Она говорила по-итальянски, что случалось крайне редко. Эмануэла с видимой неохотой начала свой рассказ. Ее немецкий акцент зазвучал более явственно.
— Там стояло восемь коек, по четыре вдоль стены, правда, одна из них была пустая. Я пошла к той, что была крайней слева. Пока я шла… а там было так темно…
— Ничего не было видно, — перебила мадам, — каюта располагалась где-то в трюме, поэтому иллюминаторов не было. Из освещения горели только низковольтные лампочки над каждой кроватью, и все. Продолжай.
— Стоило туда войти, как сжималось сердце, — добавила Грация тихо.
— Я подошла, — продолжала Эмануэла, — и увидела, что раненый опирается на подушки, и тело его высоко приподнято. Голова была вся забинтована, даже глаза, оставлено только отверстие для рта. Я села на стул у изголовья и тут поняла, что раненый вовсе не сидит, его так прислонили к подушкам, потому что…
Эмануэла запнулась, потом залпом выпила полстакана вина и продолжила:
— …у него не было ног. И левой руки у него тоже не было. Над кроватью висела картонка с именем и званием: сержант Ханс Гриммель. Я была вся в поту и не знала, что мне делать. Я позвала его вполголоса: «Ханс, Ханс!», — но он меня не слышал. Докторов мы там не видели, была медсестра, и она мне показала жестами, что сержант потерял зрение и слух.
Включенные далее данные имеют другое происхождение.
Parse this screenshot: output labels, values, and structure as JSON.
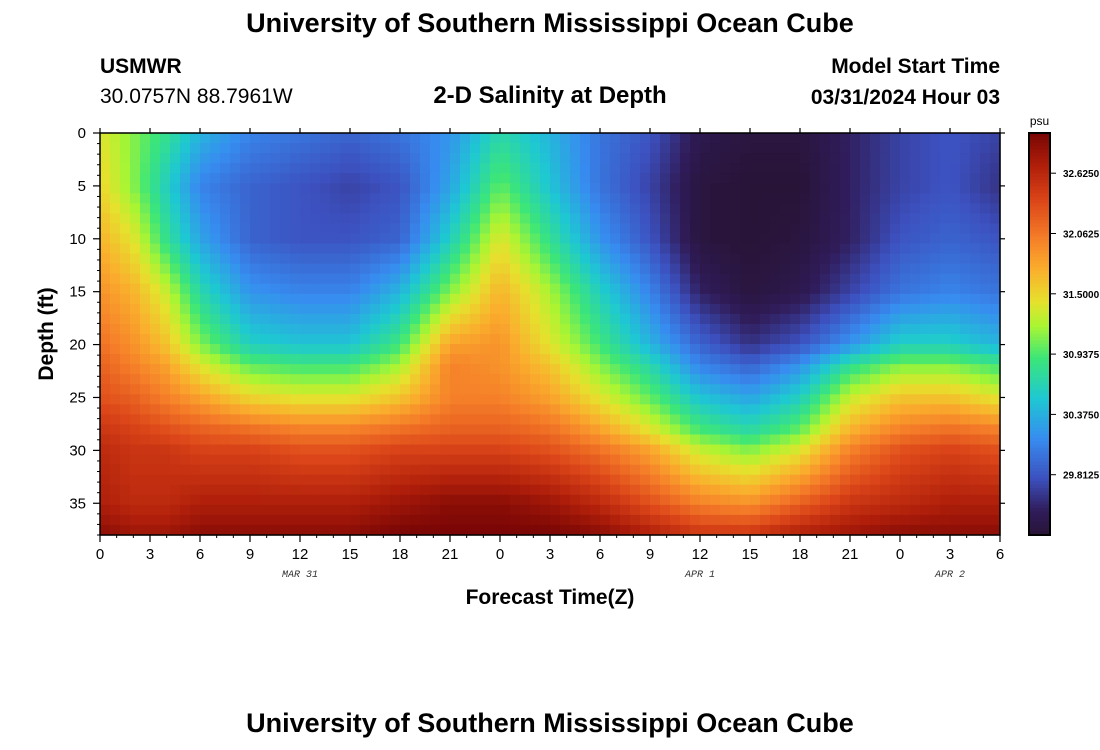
{
  "header": {
    "title": "University of Southern Mississippi Ocean Cube",
    "station": "USMWR",
    "coordinates": "30.0757N  88.7961W",
    "subtitle": "2-D Salinity at Depth",
    "model_start_label": "Model Start Time",
    "model_start_value": "03/31/2024 Hour 03"
  },
  "footer": {
    "title": "University of Southern Mississippi Ocean Cube"
  },
  "chart_data": {
    "type": "heatmap",
    "title": "2-D Salinity at Depth",
    "xlabel": "Forecast Time(Z)",
    "ylabel": "Depth (ft)",
    "x_hours_range": [
      0,
      54
    ],
    "y_range": [
      0,
      38
    ],
    "y_inverted": true,
    "x_tick_labels": [
      "0",
      "3",
      "6",
      "9",
      "12",
      "15",
      "18",
      "21",
      "0",
      "3",
      "6",
      "9",
      "12",
      "15",
      "18",
      "21",
      "0",
      "3",
      "6"
    ],
    "y_tick_values": [
      0,
      5,
      10,
      15,
      20,
      25,
      30,
      35
    ],
    "y_tick_labels": [
      "0",
      "5",
      "10",
      "15",
      "20",
      "25",
      "30",
      "35"
    ],
    "date_labels": [
      {
        "text": "MAR 31",
        "hour": 12
      },
      {
        "text": "APR 1",
        "hour": 36
      },
      {
        "text": "APR 2",
        "hour": 51
      }
    ],
    "colorbar": {
      "unit": "psu",
      "min": 29.25,
      "max": 33.0,
      "tick_values": [
        32.625,
        32.0625,
        31.5,
        30.9375,
        30.375,
        29.8125
      ],
      "tick_labels": [
        "32.6250",
        "32.0625",
        "31.5000",
        "30.9375",
        "30.3750",
        "29.8125"
      ]
    },
    "salinity_grid": {
      "depths": [
        0,
        5,
        10,
        15,
        20,
        22,
        25,
        28,
        30,
        35,
        38
      ],
      "hours": [
        0,
        2,
        4,
        6,
        9,
        12,
        15,
        18,
        21,
        24,
        27,
        30,
        33,
        36,
        39,
        42,
        45,
        48,
        51,
        54
      ],
      "values": [
        [
          31.4,
          31.1,
          30.8,
          30.4,
          30.1,
          30.0,
          29.9,
          30.0,
          30.2,
          30.7,
          30.4,
          30.0,
          29.8,
          29.4,
          29.3,
          29.3,
          29.5,
          29.7,
          29.8,
          29.7
        ],
        [
          31.5,
          31.1,
          30.6,
          30.1,
          29.9,
          29.8,
          29.7,
          29.8,
          30.3,
          31.0,
          30.5,
          30.0,
          29.7,
          29.3,
          29.25,
          29.25,
          29.5,
          29.7,
          29.8,
          29.6
        ],
        [
          31.7,
          31.4,
          30.8,
          30.3,
          29.9,
          29.8,
          29.8,
          29.9,
          30.6,
          31.4,
          30.8,
          30.2,
          29.8,
          29.3,
          29.25,
          29.3,
          29.5,
          29.8,
          29.9,
          29.8
        ],
        [
          31.9,
          31.7,
          31.3,
          30.7,
          30.2,
          30.1,
          30.1,
          30.4,
          31.1,
          31.7,
          31.2,
          30.6,
          30.1,
          29.5,
          29.3,
          29.4,
          29.7,
          30.0,
          30.1,
          30.0
        ],
        [
          32.1,
          31.9,
          31.6,
          31.1,
          30.6,
          30.5,
          30.5,
          30.9,
          31.8,
          31.9,
          31.4,
          30.9,
          30.4,
          29.9,
          29.6,
          29.8,
          30.2,
          30.6,
          30.6,
          30.4
        ],
        [
          32.2,
          32.0,
          31.8,
          31.4,
          31.0,
          30.9,
          30.9,
          31.2,
          32.0,
          31.9,
          31.6,
          31.1,
          30.7,
          30.1,
          29.9,
          30.2,
          30.8,
          31.1,
          31.1,
          30.9
        ],
        [
          32.3,
          32.2,
          32.0,
          31.8,
          31.5,
          31.4,
          31.4,
          31.6,
          32.0,
          32.0,
          31.8,
          31.4,
          31.0,
          30.5,
          30.3,
          30.6,
          31.3,
          31.6,
          31.6,
          31.4
        ],
        [
          32.5,
          32.4,
          32.3,
          32.2,
          32.1,
          32.0,
          32.0,
          32.1,
          32.2,
          32.2,
          32.1,
          31.8,
          31.4,
          30.9,
          30.7,
          31.0,
          31.7,
          32.0,
          32.1,
          32.0
        ],
        [
          32.6,
          32.5,
          32.5,
          32.4,
          32.4,
          32.3,
          32.3,
          32.4,
          32.4,
          32.4,
          32.3,
          32.1,
          31.8,
          31.3,
          31.1,
          31.4,
          32.0,
          32.3,
          32.4,
          32.3
        ],
        [
          32.7,
          32.6,
          32.6,
          32.7,
          32.7,
          32.7,
          32.7,
          32.8,
          32.9,
          32.9,
          32.8,
          32.6,
          32.3,
          32.0,
          31.9,
          32.2,
          32.5,
          32.6,
          32.7,
          32.7
        ],
        [
          32.9,
          32.8,
          32.8,
          32.9,
          32.9,
          32.9,
          32.9,
          33.0,
          33.0,
          33.0,
          33.0,
          32.9,
          32.7,
          32.5,
          32.5,
          32.7,
          32.8,
          32.9,
          32.9,
          32.9
        ]
      ]
    }
  }
}
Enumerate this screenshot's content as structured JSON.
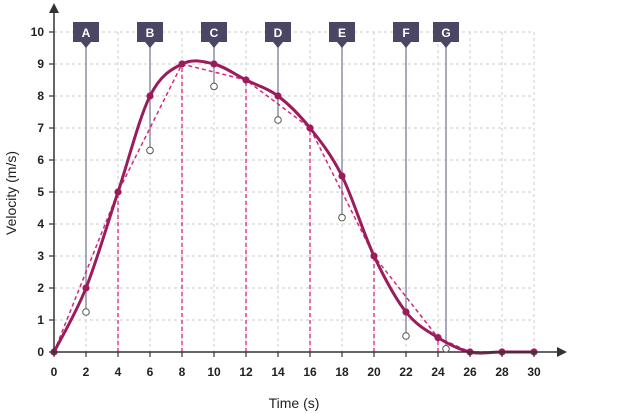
{
  "chart_data": {
    "type": "line",
    "title": "",
    "xlabel": "Time (s)",
    "ylabel": "Velocity (m/s)",
    "xlim": [
      0,
      30
    ],
    "ylim": [
      0,
      10
    ],
    "x_ticks": [
      0,
      2,
      4,
      6,
      8,
      10,
      12,
      14,
      16,
      18,
      20,
      22,
      24,
      26,
      28,
      30
    ],
    "y_ticks": [
      0,
      1,
      2,
      3,
      4,
      5,
      6,
      7,
      8,
      9,
      10
    ],
    "grid": true,
    "series": [
      {
        "style": "solid-curve",
        "x": [
          0,
          2,
          4,
          6,
          8,
          10,
          12,
          14,
          16,
          18,
          20,
          22,
          24,
          26,
          28,
          30
        ],
        "y": [
          0,
          2,
          5,
          8,
          9,
          9,
          8.5,
          8,
          7,
          5.5,
          3,
          1.25,
          0.45,
          0,
          0,
          0
        ]
      },
      {
        "style": "dashed-segments",
        "x": [
          0,
          4,
          8,
          12,
          16,
          20,
          24,
          26,
          30
        ],
        "y": [
          0,
          5,
          9,
          8.5,
          7,
          3,
          0.45,
          0,
          0
        ]
      }
    ],
    "dashed_verticals_x": [
      4,
      8,
      12,
      16,
      20,
      24
    ],
    "markers": [
      {
        "label": "A",
        "x": 2,
        "y": 1.25
      },
      {
        "label": "B",
        "x": 6,
        "y": 6.3
      },
      {
        "label": "C",
        "x": 10,
        "y": 8.3
      },
      {
        "label": "D",
        "x": 14,
        "y": 7.25
      },
      {
        "label": "E",
        "x": 18,
        "y": 4.2
      },
      {
        "label": "F",
        "x": 22,
        "y": 0.5
      },
      {
        "label": "G",
        "x": 24.5,
        "y": 0.1
      }
    ],
    "colors": {
      "curve": "#9b1c5c",
      "dashed": "#d4277a",
      "marker_fill": "#4a4663",
      "marker_line": "#8e8ea6",
      "grid": "#cccccc",
      "axis": "#333333"
    }
  }
}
Я сказала медсестре, что могу говорить по-немецки, но она лишь улыбнулась и отошла. Я сидела и думала, что напрасно мы сюда пришли, и тут раненый медленно повернул голову в мою сторону. Наверное, он почувствовал мой запах, не знаю. Потом он с трудом протянул ко мне единственную руку, пытаясь дотронуться. Я схватила ее и крепко сжала. А потом он потянул руку к себе, и я поняла, что он хочет, чтобы я придвинулась ближе. Я стала на колени возле кровати. Тогда он отпустил руку и стал ощупывать мои волосы, лоб, глаза, нос, рот, шею. Потом его рука опустилась еще ниже и застыла. Я догадалась, чего он хочет. Я выпустила блузку из юбки, расстегнула ее, сняла лифчик и прижала его руку к себе. Он долго ласкал меня. А потом сержант вдруг отдернул руку и начал сильно кашлять, и я испугалась, что он задохнется.
Я застегнулась, поднялась с колен и позвала медсестру. Когда она подошла, я попросила ее что-нибудь сделать, чтобы прекратить этот ужасный кашель. Она посмотрела на меня и сказала, что тут ничем не поможешь и что раненый вовсе не кашляет, а плачет. Вот все.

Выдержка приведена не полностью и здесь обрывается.